The more important question is, why would you want to do that?
I get asked the question, “Can I go to beta without being accessible?” frequently. This question usually comes outside of my employment situation, most often from companies that either sell software or use websites to provide software, services, or information.
Typically, the question gets asked happens because the project owners did not take the proactive steps to make something accessible out of the gate.
- they either forgot about accessibility altogether, either intentionally, through ignorance, or through benign indifference or;
- they are thinking about accessibility as a feature that is easy to add to the end of the product development cycle just before release.
I have three different answers for this question that vary depending on my mood and my previous interactions with the individual asking the question.
Answer 1: Yes, but …
You might be surprised that someone as rabid of a disability advocate as I am would ever answer yes to this question. Well, it isn’t an unqualified yes. It is a “sure, do whatever the heck you want, you are the business owner, you assume the risk” yes, with a list of all the things that could very quickly go sideways.
Most accessibility managers don’t have the ability to block releases.
Sometimes, “success” is figuring out the best that can be accomplished for your users with disabilities in an extremely sub-optimal situation.
The “buts” are:
- For websites/products that are employee-facing only, you might hear from your HR department or your government labor department if you exclude employees with disabilities from your Beta solely because of their status as a disabled person, where their non-disabled peers are included.

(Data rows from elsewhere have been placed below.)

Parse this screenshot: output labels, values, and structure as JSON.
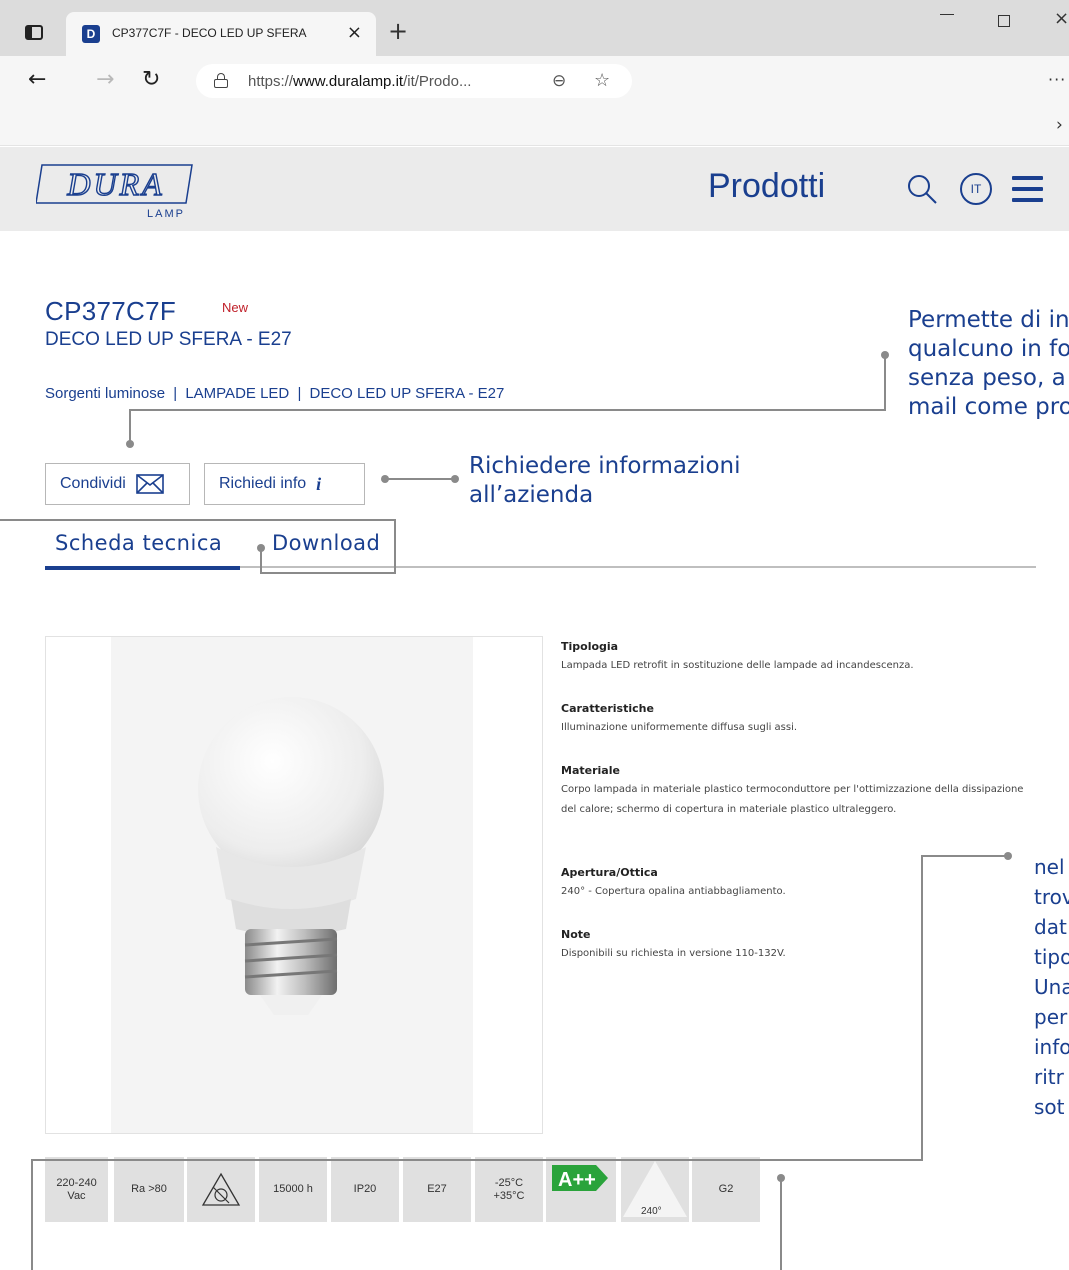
{
  "browser": {
    "tab_title": "CP377C7F - DECO LED UP SFERA",
    "tab_close": "×",
    "new_tab": "+",
    "url_prefix": "https://",
    "url_domain": "www.duralamp.it",
    "url_path": "/it/Prodo...",
    "more": "···",
    "favbar_chevron": "›"
  },
  "header": {
    "logo_top": "DURA",
    "logo_bottom": "LAMP",
    "nav_label": "Prodotti",
    "language": "IT"
  },
  "product": {
    "code": "CP377C7F",
    "badge": "New",
    "name": "DECO LED UP SFERA - E27",
    "breadcrumb": [
      "Sorgenti luminose",
      "LAMPADE LED",
      "DECO LED UP SFERA - E27"
    ],
    "breadcrumb_sep": "|"
  },
  "actions": {
    "share_label": "Condividi",
    "info_label": "Richiedi info",
    "info_icon": "i"
  },
  "tabs": {
    "tech": "Scheda tecnica",
    "download": "Download"
  },
  "specs": [
    {
      "title": "Tipologia",
      "text": "Lampada LED retrofit in sostituzione delle lampade ad incandescenza."
    },
    {
      "title": "Caratteristiche",
      "text": "Illuminazione uniformemente diffusa sugli assi."
    },
    {
      "title": "Materiale",
      "text": "Corpo lampada in materiale plastico termoconduttore per l'ottimizzazione della dissipazione del calore; schermo di copertura in materiale plastico ultraleggero."
    },
    {
      "title": "Apertura/Ottica",
      "text": "240° - Copertura opalina antiabbagliamento."
    },
    {
      "title": "Note",
      "text": "Disponibili su richiesta in versione 110-132V."
    }
  ],
  "features": {
    "voltage": "220-240 Vac",
    "ra": "Ra >80",
    "lifetime": "15000 h",
    "ip": "IP20",
    "socket": "E27",
    "temp": "-25°C +35°C",
    "energy": "A++",
    "angle": "240°",
    "group": "G2"
  },
  "annotations": {
    "share_lines": [
      "Permette di in",
      "qualcuno in fo",
      "senza peso, a",
      "mail come pro"
    ],
    "info_lines": [
      "Richiedere informazioni",
      "all’azienda"
    ],
    "side_lines": [
      "nel",
      "trov",
      "dat",
      "tipo",
      "Una",
      "per",
      "info",
      "ritr",
      "sot"
    ]
  },
  "colors": {
    "brand": "#1a3f8f",
    "new_badge": "#c0202a",
    "energy_green": "#2aa33b"
  }
}
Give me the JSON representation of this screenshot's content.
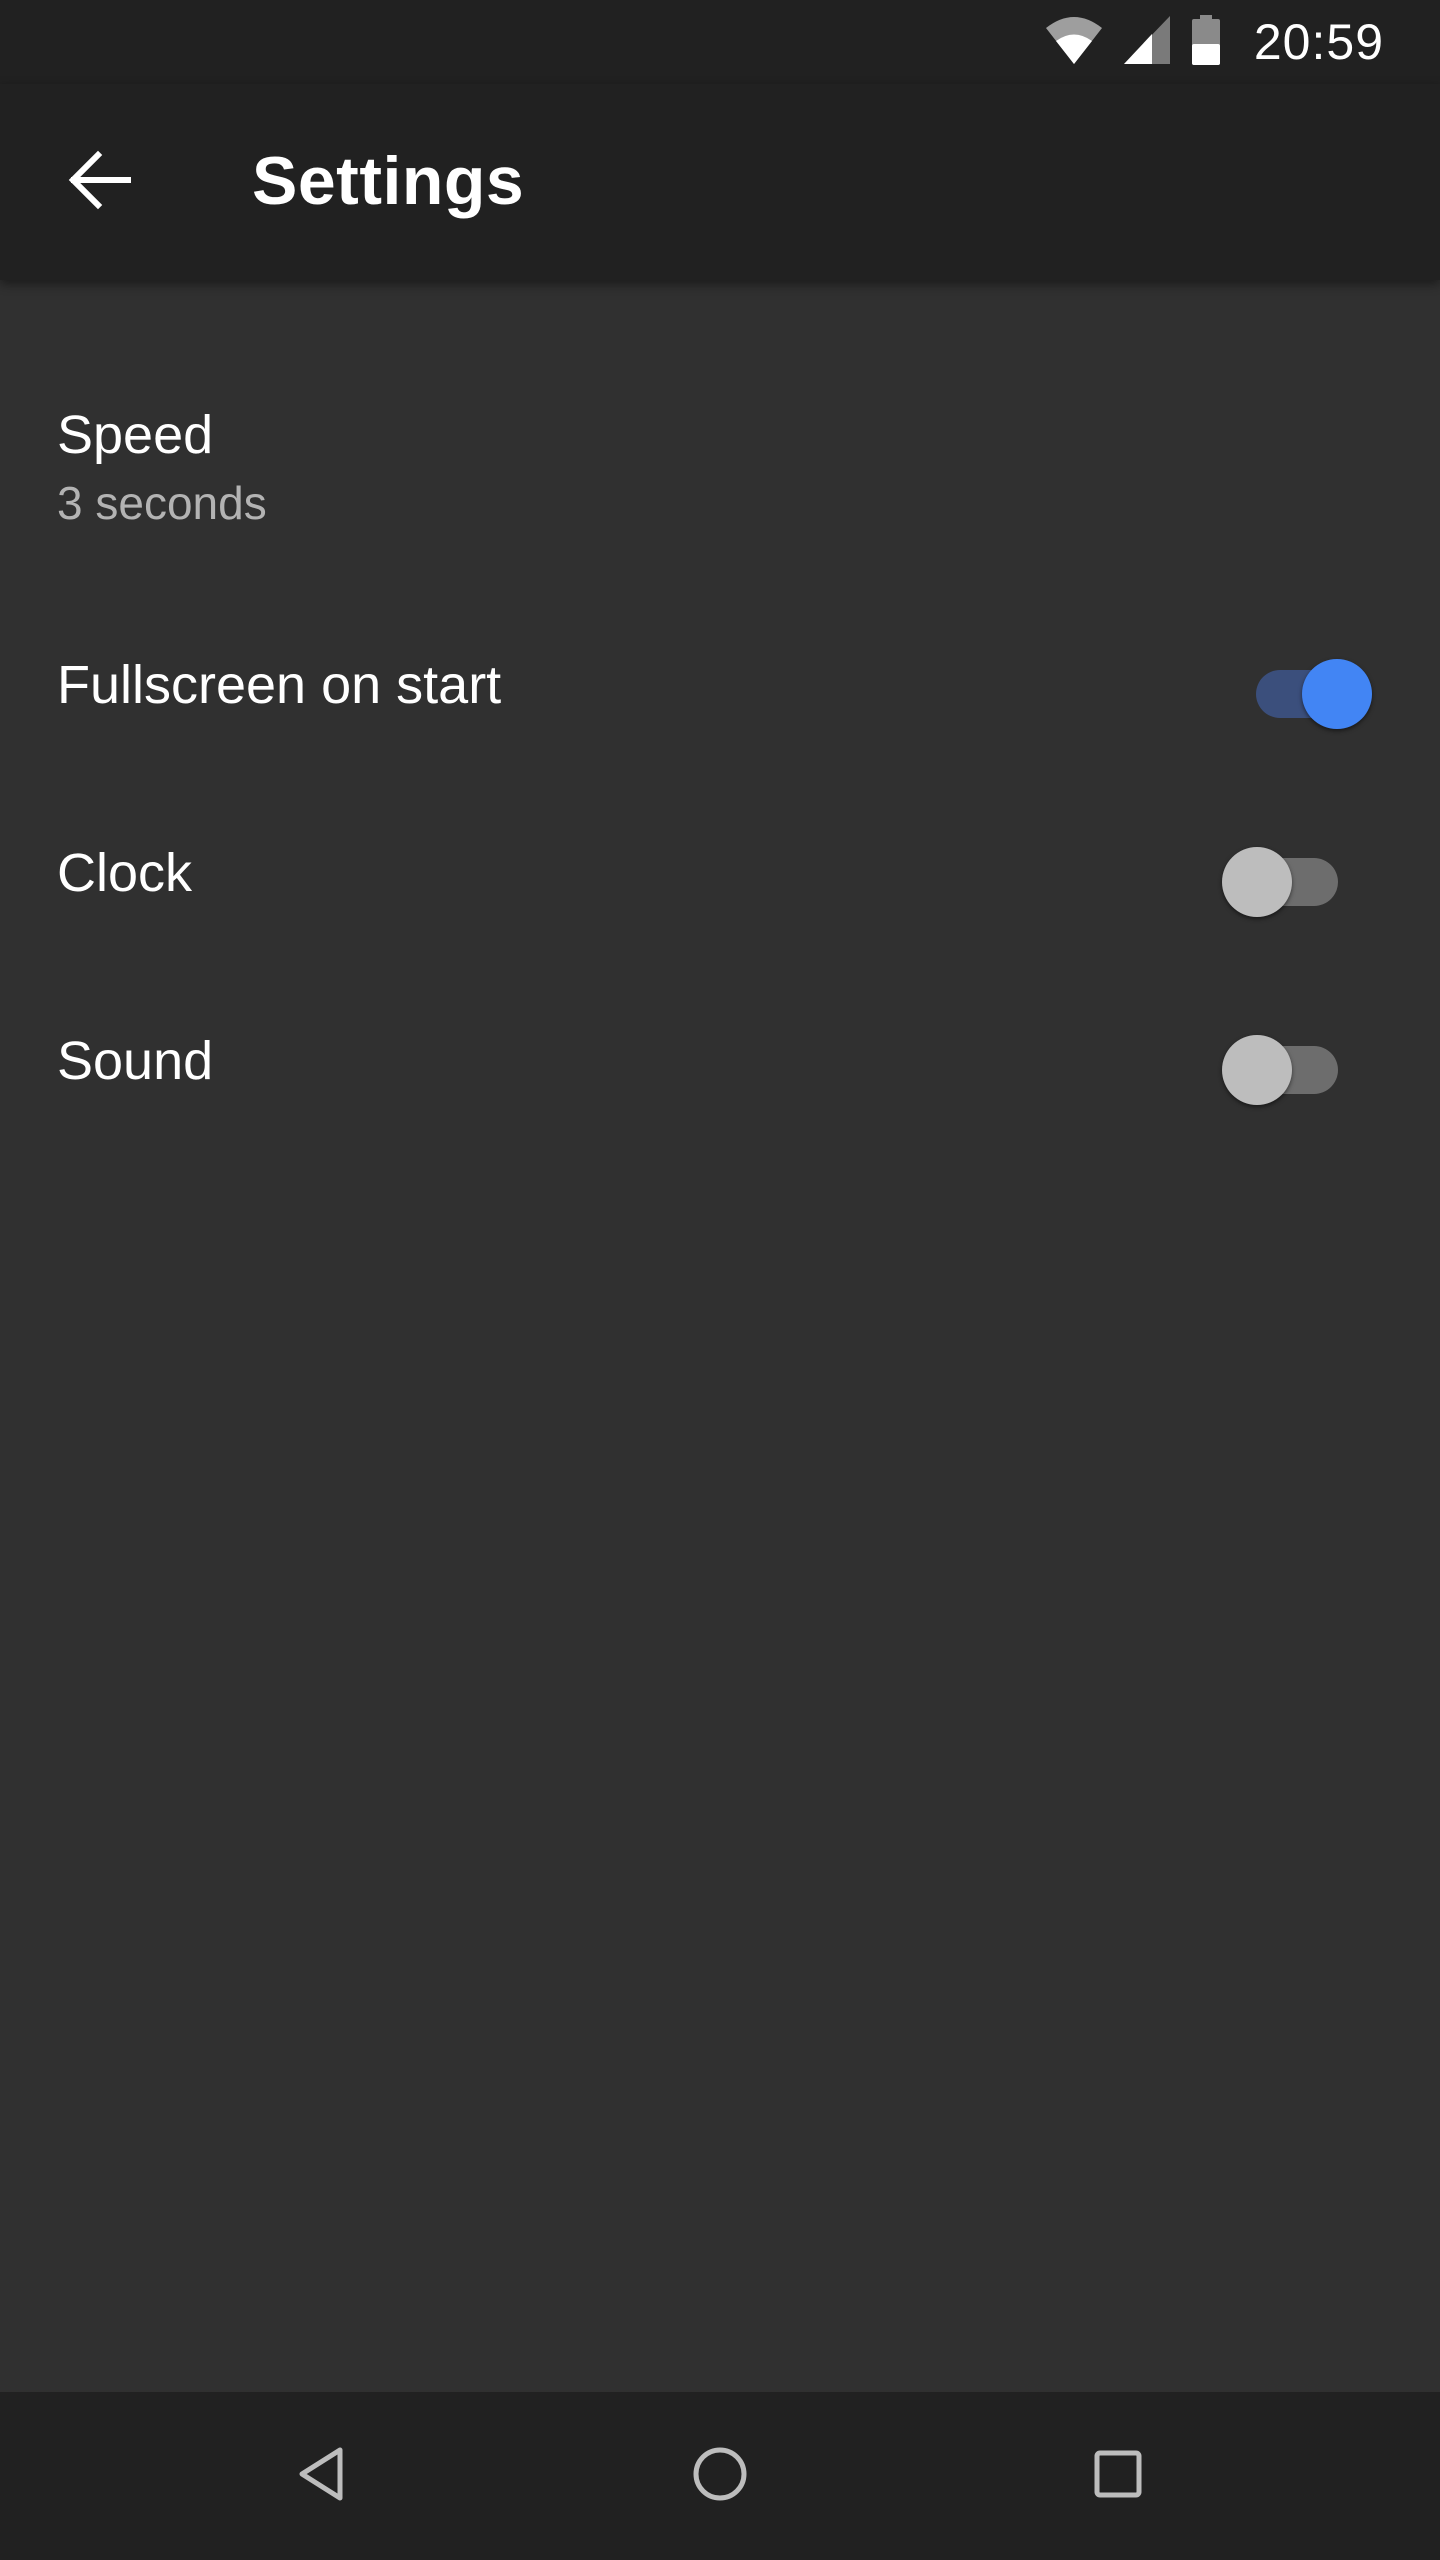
{
  "status_bar": {
    "time": "20:59",
    "icons": [
      "wifi-icon",
      "cellular-signal-icon",
      "battery-icon"
    ]
  },
  "app_bar": {
    "back_icon": "arrow-back-icon",
    "title": "Settings"
  },
  "settings": {
    "speed": {
      "title": "Speed",
      "summary": "3 seconds"
    },
    "fullscreen_on_start": {
      "title": "Fullscreen on start",
      "enabled": true
    },
    "clock": {
      "title": "Clock",
      "enabled": false
    },
    "sound": {
      "title": "Sound",
      "enabled": false
    }
  },
  "nav_bar": {
    "icons": [
      "nav-back-icon",
      "nav-home-icon",
      "nav-recents-icon"
    ]
  },
  "colors": {
    "background": "#303030",
    "bars": "#212121",
    "accent": "#4285f4",
    "accent_track": "#3b4f7c",
    "switch_off_thumb": "#bdbdbd",
    "switch_off_track": "#6d6d6d",
    "text_primary": "#ffffff",
    "text_secondary": "#b3b3b3"
  }
}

- For websites/products that are public-facing only, your users/customers could experience the same issues as highlighted in #1 — they could hear from disgruntled employees or the government because the user/customer installed something that discriminates against their employees with disabilities. The organization that produced the inaccessible website/product could also get named in complaints and litigation. These suits get bad publicity that destroys any credibility an organization has behind its disability inclusion and diversity efforts.
- Making the product accessible after the Beta could involve changes to the code ranging from minor to a complete overhaul. Let’s say hypothetically your website/product includes parallax, lots of motion, or drag and drop. Making that type of website/product accessible would require significant redesign and recoding. These changes would completely invalidate the results of your Beta testing with participants without disabilities. Even the code changes necessary for minor accessibility updates can invalidate your beta testing. Effectively, by releasing an inaccessible product to a broad Beta, you are begging to have to do it twice, at double the cost, with schedule delays to make the accessible version of the product generally available.
- Accessibility bolted on at the end is never as good as accessibility integrated from the beginning. It is always more expensive because you are looking at accessibility from the perspective of “find the bugs, fix the bugs.” Preventing the bugs from happening in the first place is always a better, faster, and cheaper approach. If you get to Beta without having thought about accessibility, chances are there are bucketloads of bugs, which means vast quantities of remediation.
My best recommendation when an accessibility manager is faced with an inaccessible Beta that they are being told must go out “as is” is to require the product team releasing the Beta to develop an accommodations plan.
- Use this opportunity as a “stealth” education exercise.
- The teams who want to release inaccessible Betas frequently don’t realize the problems they are creating or the impact of the discrimination those problems are causing.
- Requiring the product team to create an accommodations plan brings that message home, because they must set up all the processes and procedures to provide equal access because they didn’t make the Beta accessible.
- Hopefully, they think twice before repeating that mistake. If not, move on to answers two and three the next time this situation comes up.
Answers 2 and 3: “No” and “Absolutely Not”
Accessibility managers need to pick their battles.
If an accessibility manager becomes known for saying no to every single request, that by itself becomes a problem. People will end run the accessibility manager, and ask for forgiveness rather than permission if they know the answer to the permissions request will always be “no.” This results in accessibility managers not finding out about inaccessible releases until the first customer complaint comes in.
Starting with “Yes, but…” can lead product teams to come to the conclusion that they need to be accessible without forcing it on them.
When the same battle occurs more than twice with the same product team, then they are deliberately ignoring accessibility, not just forgetting about it or being uninformed. That is when I think it is acceptable to change the “Yes, but” answer to some variation of “No.”
That *is* a battle a good accessibility leader wants to fight, because having someone repeatedly getting away with breaking the rules sends a message that the rules don’t matter. There are two situations where I will escalate my answer from “no” to “absolutely not.”
- When the inaccessible release will impact areas where there have already been complaints about accessibility from users.
- Where the inaccessibility will be very easily seen, attracting the attention of serial plaintiffs.
- People with disabilities have the right not to be excluded from Betas. If the entire point of a Beta is to get user feedback, your Beta will be invalidated entirely if the UI code must be modified after the Beta to support accessibility.
- Calling your inaccessible release a Beta does not eliminate your legal risk. The ADA doesn’t have a clause somewhere saying “Betas are exempt.”
- The more times a product owner tries to release inaccessible code, the harder accessibility managers need to push. By protecting your disabled customers, you *are* protecting the organization.